KUBU RAYA , 22 Agustus 2026
Penanganan kasus dugaan tindak pidana korupsi anggaran Dana Desa Kuala Karang, Kecamatan Teluk Pakedai, Kabupaten Kubu Raya, tahun anggaran 2023–2025 di Kejaksaan Tinggi (Kejati) Kalimantan Barat menuai sorotan tajam dan kecaman publik.
Laporan resmi yang dilayangkan sejak Agustus 2025 hingga kini, Agustus 2026, genap berjalan satu tahun tanpa ada progres yang signifikan. Penanganan perkara ini dinilai mandek total dan jalan di tempat.
Kinerja institusi penegak hukum di Kejati Kalbar dipertanyakan. Pelapor sekaligus praktisi hukum, Muhammad Idzar Rafi, S.H., M.H., secara blak-blakan melontarkan kritik keras terhadap lambannya respons korps adhyaksa tersebut.
“Sangat disayangkan kinerja institusi penegak hukum di Kejaksaan Tinggi Kalimantan Barat seperti tidak punya keberanian untuk memproses perkara dugaan tindak pidana korupsi yang melibatkan Kepala Desa Kuala Karang, Tan Chai Liang alias Atie,” tegas Rafi, Sabtu (22/8/2026).
Berdasarkan identitasnya, pihak terlapor atas nama Tan Chai Liang alias Atie beralamat di Desa Kuala Karang, Dusun Mas Bangun, RT 005/RW 002, Kecamatan Teluk Pakedai, Kabupaten Kubu Raya. Namun, hingga saat ini, laporan resmi yang masuk sejak Agustus 2025 tidak kunjung menunjukkan adanya tindakan progresif.
Ironisnya, meski laporan resmi telah mengendap selama satu tahun penuh, pihak penyidik Kejati Kalbar tercatat belum pernah melakukan pemanggilan terhadap saksi-saksi guna mengusut aliran dana desa tersebut.

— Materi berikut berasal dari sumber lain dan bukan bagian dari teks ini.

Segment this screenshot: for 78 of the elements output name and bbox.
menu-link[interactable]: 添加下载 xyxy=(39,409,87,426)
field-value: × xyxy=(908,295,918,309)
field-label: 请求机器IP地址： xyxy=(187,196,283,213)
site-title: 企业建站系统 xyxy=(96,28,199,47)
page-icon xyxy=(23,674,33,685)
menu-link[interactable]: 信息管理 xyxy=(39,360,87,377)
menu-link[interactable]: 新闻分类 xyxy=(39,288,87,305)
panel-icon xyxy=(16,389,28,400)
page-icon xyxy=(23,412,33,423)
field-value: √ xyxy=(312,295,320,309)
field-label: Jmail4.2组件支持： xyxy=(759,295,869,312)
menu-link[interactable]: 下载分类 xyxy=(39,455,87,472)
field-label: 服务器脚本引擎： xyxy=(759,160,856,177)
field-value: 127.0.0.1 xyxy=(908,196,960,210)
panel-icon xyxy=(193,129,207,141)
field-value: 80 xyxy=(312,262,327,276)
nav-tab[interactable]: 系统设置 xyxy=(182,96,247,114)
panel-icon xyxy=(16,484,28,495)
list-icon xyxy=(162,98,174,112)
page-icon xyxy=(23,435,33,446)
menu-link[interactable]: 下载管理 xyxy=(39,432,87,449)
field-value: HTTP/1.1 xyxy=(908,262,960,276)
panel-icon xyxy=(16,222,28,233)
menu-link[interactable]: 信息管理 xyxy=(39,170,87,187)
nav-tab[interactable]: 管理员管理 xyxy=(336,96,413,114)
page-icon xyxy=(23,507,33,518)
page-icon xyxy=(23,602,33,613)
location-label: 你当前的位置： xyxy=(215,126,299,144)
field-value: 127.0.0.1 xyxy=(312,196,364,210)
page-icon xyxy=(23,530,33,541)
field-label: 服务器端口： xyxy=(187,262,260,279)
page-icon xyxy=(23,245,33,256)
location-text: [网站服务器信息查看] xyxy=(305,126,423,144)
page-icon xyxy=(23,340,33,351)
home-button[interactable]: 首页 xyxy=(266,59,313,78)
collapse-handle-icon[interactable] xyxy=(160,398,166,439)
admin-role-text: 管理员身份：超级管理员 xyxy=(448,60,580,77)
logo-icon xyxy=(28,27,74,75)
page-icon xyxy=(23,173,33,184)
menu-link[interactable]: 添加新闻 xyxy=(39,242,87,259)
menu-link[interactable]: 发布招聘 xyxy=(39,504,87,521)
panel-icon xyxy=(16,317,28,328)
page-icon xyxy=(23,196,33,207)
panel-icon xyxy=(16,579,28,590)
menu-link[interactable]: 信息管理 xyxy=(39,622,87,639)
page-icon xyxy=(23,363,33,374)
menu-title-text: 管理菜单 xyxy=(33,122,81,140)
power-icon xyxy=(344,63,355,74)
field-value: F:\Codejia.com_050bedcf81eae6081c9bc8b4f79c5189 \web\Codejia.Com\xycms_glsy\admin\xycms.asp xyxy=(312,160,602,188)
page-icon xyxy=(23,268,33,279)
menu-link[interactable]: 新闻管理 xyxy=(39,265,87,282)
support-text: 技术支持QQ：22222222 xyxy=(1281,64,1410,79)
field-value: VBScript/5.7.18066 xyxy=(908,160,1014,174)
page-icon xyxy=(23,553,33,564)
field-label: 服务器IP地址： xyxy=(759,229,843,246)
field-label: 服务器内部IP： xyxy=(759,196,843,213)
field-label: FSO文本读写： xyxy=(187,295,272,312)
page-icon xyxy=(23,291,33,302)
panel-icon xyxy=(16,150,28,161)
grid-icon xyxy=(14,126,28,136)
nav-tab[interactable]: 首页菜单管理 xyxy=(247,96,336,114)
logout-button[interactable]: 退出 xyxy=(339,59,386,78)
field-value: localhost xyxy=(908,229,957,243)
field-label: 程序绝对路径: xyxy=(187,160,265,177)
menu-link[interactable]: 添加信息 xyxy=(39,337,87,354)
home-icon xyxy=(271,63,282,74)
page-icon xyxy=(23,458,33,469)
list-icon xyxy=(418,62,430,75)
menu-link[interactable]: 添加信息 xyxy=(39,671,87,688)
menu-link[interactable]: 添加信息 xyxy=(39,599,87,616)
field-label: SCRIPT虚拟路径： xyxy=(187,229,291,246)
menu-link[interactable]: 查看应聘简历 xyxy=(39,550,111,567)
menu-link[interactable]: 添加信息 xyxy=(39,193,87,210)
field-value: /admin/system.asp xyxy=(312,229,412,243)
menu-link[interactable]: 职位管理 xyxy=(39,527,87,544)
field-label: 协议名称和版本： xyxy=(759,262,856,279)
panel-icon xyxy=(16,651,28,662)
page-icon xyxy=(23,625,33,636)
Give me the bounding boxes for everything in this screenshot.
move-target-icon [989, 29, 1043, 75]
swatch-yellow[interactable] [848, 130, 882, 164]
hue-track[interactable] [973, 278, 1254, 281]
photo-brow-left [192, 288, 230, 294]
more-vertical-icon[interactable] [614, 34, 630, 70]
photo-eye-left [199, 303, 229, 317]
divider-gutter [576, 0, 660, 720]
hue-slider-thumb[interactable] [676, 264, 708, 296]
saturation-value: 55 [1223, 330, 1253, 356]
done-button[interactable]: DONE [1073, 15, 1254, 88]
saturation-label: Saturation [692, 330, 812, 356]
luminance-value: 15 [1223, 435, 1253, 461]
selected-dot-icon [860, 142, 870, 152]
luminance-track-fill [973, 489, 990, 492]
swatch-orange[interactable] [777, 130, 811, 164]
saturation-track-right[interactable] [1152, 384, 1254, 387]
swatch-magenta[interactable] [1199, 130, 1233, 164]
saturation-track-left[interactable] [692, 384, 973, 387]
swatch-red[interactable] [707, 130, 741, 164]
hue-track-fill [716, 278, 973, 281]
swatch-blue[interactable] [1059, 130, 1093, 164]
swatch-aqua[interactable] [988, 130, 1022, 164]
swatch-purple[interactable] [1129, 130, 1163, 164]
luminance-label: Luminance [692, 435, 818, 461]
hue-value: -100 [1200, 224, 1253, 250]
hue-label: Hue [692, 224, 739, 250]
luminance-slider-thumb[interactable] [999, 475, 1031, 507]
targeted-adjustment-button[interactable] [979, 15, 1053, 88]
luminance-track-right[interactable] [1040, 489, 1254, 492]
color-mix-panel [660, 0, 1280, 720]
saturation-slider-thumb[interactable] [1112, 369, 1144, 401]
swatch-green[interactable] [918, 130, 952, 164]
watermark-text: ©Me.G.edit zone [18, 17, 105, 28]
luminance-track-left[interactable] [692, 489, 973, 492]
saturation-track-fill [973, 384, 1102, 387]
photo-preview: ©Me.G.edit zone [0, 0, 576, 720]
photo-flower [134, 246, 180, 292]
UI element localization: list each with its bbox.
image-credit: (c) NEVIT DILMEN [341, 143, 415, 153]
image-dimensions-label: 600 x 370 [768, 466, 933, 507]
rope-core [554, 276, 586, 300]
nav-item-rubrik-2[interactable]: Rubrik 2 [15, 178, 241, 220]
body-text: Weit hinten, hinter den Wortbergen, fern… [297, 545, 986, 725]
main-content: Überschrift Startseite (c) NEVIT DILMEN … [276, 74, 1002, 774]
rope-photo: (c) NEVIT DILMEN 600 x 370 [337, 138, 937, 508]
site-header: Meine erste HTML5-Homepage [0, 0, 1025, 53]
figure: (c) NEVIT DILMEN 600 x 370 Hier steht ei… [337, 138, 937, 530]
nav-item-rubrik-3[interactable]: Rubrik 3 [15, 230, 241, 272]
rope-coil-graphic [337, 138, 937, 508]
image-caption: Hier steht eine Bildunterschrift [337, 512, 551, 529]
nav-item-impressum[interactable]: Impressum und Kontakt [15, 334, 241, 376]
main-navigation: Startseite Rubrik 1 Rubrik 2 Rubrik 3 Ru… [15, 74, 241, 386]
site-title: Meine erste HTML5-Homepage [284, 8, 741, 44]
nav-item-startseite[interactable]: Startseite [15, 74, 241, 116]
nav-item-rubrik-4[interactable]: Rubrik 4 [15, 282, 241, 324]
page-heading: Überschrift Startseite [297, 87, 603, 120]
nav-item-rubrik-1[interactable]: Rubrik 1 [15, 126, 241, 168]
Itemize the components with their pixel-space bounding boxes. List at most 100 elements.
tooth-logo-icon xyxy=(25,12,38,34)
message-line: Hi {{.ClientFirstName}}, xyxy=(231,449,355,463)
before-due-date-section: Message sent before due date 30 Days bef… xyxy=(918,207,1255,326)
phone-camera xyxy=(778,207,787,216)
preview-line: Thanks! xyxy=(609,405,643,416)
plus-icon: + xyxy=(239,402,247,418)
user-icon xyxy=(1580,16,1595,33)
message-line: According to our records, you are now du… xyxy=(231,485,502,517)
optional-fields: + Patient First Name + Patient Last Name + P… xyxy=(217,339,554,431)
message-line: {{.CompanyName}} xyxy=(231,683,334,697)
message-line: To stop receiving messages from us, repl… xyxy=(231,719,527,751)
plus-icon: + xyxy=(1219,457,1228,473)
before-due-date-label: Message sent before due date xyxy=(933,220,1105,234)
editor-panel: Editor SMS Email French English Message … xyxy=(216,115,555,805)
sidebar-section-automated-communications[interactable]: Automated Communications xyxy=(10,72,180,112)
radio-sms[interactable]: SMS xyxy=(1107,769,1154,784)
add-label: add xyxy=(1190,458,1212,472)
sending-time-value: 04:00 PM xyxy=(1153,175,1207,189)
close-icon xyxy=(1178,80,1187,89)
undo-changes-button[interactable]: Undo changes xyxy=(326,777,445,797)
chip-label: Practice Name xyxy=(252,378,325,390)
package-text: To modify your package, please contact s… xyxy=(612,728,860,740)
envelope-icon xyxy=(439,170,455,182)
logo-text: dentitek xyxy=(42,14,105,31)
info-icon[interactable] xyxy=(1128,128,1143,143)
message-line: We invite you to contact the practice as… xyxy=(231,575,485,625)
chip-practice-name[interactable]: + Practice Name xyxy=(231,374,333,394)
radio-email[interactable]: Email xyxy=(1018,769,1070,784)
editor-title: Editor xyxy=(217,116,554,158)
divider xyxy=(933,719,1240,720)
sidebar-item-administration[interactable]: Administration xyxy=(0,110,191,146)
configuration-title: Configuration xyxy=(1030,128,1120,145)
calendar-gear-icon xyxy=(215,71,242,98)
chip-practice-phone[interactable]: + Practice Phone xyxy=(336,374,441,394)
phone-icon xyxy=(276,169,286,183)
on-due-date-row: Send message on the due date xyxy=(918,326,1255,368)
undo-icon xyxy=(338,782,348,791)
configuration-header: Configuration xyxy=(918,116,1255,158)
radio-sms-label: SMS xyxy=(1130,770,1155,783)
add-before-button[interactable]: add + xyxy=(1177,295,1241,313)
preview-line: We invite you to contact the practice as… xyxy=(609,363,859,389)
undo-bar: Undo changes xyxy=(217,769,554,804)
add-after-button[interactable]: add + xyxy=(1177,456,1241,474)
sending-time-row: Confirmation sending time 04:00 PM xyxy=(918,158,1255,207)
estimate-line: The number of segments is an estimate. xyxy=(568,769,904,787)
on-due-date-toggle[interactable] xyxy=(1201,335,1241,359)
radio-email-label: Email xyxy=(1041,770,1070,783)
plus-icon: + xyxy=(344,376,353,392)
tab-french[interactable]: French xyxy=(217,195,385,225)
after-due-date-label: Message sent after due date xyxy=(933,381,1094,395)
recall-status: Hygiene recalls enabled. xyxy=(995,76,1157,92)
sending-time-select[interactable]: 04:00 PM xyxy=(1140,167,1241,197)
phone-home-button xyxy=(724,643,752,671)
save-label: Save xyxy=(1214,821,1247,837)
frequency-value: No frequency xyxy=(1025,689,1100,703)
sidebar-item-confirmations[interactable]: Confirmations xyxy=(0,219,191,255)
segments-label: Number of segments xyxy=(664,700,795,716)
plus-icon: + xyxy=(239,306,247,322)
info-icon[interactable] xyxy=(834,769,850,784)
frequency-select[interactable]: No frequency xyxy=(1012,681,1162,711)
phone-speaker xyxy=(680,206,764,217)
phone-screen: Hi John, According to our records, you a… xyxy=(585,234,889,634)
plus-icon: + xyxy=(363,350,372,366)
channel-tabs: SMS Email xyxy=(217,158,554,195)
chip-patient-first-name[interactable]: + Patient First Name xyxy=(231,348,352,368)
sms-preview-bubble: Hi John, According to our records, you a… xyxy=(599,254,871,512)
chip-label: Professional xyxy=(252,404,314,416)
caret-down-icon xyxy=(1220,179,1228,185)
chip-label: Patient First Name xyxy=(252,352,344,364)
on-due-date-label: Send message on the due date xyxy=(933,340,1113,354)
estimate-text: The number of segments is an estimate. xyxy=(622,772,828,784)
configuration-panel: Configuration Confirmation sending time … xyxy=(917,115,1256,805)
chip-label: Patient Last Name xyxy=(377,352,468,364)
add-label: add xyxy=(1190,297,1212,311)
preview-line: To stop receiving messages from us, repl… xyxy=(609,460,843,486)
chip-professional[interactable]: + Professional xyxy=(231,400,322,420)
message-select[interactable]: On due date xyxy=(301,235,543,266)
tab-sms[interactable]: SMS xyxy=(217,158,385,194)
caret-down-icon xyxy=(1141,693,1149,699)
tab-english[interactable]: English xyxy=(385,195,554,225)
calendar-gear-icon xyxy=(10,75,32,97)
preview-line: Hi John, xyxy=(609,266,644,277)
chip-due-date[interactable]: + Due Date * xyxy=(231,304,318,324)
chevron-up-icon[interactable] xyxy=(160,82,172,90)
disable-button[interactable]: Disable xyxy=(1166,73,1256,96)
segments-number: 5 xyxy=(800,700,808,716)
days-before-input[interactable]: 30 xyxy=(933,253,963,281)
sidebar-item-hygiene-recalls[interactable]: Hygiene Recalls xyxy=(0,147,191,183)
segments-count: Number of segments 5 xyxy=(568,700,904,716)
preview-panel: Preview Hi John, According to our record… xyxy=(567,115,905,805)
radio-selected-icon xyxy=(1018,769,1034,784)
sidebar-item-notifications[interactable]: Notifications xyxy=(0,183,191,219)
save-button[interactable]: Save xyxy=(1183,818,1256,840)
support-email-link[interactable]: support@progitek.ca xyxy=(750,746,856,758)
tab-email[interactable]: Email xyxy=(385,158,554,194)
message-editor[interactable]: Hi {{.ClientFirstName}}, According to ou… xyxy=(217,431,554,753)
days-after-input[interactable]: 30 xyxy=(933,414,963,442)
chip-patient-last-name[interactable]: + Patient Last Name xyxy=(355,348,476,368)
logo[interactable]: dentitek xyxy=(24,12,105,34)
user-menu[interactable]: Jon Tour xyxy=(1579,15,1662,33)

Laporan Masuk: Agustus 2025
Status Terkini: Agustus 2026 (Genap 1 Tahun)
Progres Penyidikan: Mandek, belum ada pemanggilan saksi
Terlapor: Tan Chai Liang alias Atie (Kades Kuala Karang)
Rafi mengecam keras lemahnya penegakan hukum di lingkungan Kejati Kalbar yang terkesan mengabaikan laporan masyarakat terkait dugaan penyelewengan keuangan negara.
Dengan tidak adanya tindakan nyata dari aparat penegak hukum selama kurun waktu 12 bulan ini, publik dikhawatirkan akan kehilangan kepercayaan terhadap marwah institusi kejaksaan di daerah.
“Jangan sampai adium hukum berlaku sebaliknya—hukum tajam ke bawah, tapi tumpul ke atas,” pungkas Rafi dengan nada geram.
Berita ini diterbitkan sebagai bentuk fungsi kontrol sosial media massa demi mendorong terciptanya penegakan hukum yang transparan, objektif, dan berkeadilan di Bumi Tanjungpura.